Oder, wie Zweifel ihm im Dunkel der Nacht so gern zuflüsterte: Hatte sie viel hinterhältigere Pläne? War sie ein Köder, eine außergewöhnlich überzeugende Falle der Jäger? Eine Falle, die ihn zerstören sollte?
Unmöglich, erwiderte Sabin jedes Mal scharf. Solche Schüchternheit konnte niemand vortäuschen. Das Zittern, die Weigerung zu essen – das alles bedeutete, dass ihre Ängste – worin auch immer sie bestanden – echt waren. Und je mehr Zeit sie mit ihm verbrachte, umso größer würden diese Ängste und Zweifel sein. Irgendwann würde sie nichts anderes mehr kennen, an nichts anderes mehr denken. Sie würde jedes Wort infrage stellen, das ihr über die Lippen kam, genau wie jedes Wort, das ihm über die Lippen kam. Sie würde jedes Handeln und alle Beweggründe hinterfragen.

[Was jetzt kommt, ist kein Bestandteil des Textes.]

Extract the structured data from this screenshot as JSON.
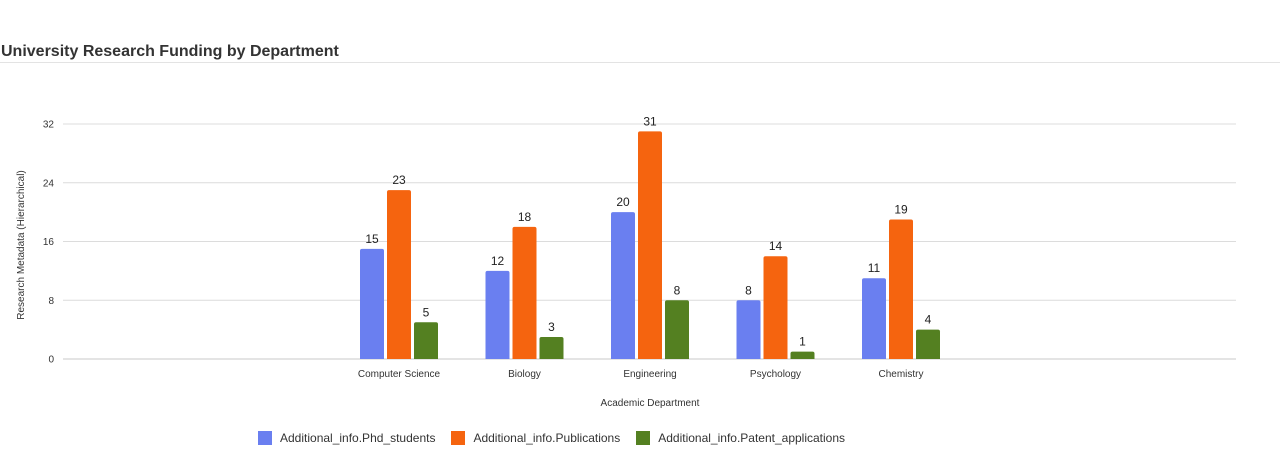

Sabin seufzte. Andere hier stellten sein Handeln schon jetzt infrage, und dafür war sein Dämon nicht verantwortlich. Als Gwen ihre Bitte vorgebracht hatte, hatte sich Luciens Miene verhärtet – was eine Seltenheit war, denn Lucien war stets darauf bedacht, seine Gefühle zu verbergen. Nachdem er Paris befohlen hatte, sie zu bewachen, hatte er Sabin und sich in ihre Unterkunft in Kairo gebracht, wo sie in Ruhe geredet hatten. Weit weg von den anderen. Weg von Gwen.
Das Gespräch hatte sich zu einem zehnminütigen Streit entwickelt. Und weil Sabin beim Beamen immer übel wurde, war er nicht gerade in der besten Stimmung gewesen.
„Sie ist gefährlich“, begann Lucien.
„Sie ist stark.“
„Sie ist ein Killer.“
„Hallo? Genauso wie wir. Der Unterschied ist nur, dass sie besser ist als wir.“
Lucien zog die Augenbrauen hoch. „Woher willst du das wissen? Du hast nur gesehen, wie sie einen Mann getötet hat.“
„Und trotzdem weigerst du dich wegen genau dieses Mordes, sie in unser Zuhause zu lassen – trotz der Tatsache, dass sie unseren Feind umgebracht hat. Sieh doch, die Jäger kennen unsere Gesichter. Sie halten unentwegt Ausschau nach uns. Aber die Einzigen, die sie kennen, sind jetzt tot oder eingesperrt. Sie ist unser Trojanisches Pferd. Unsere Version des Köders. Die Jäger werden sie mit offenen Armen empfangen, und sie wird ihnen das Licht auspusten.“
„Oder uns“, murmelte Lucien, doch Sabin wusste, dass er über seine Worte nachdachte. „Sie wirkt nur einfach so … mutlos.“
„Ich weiß.“
„Und in deiner Gegenwart wird das nur schlimmer werden.“
„Auch das ist mir klar“, erwiderte Sabin.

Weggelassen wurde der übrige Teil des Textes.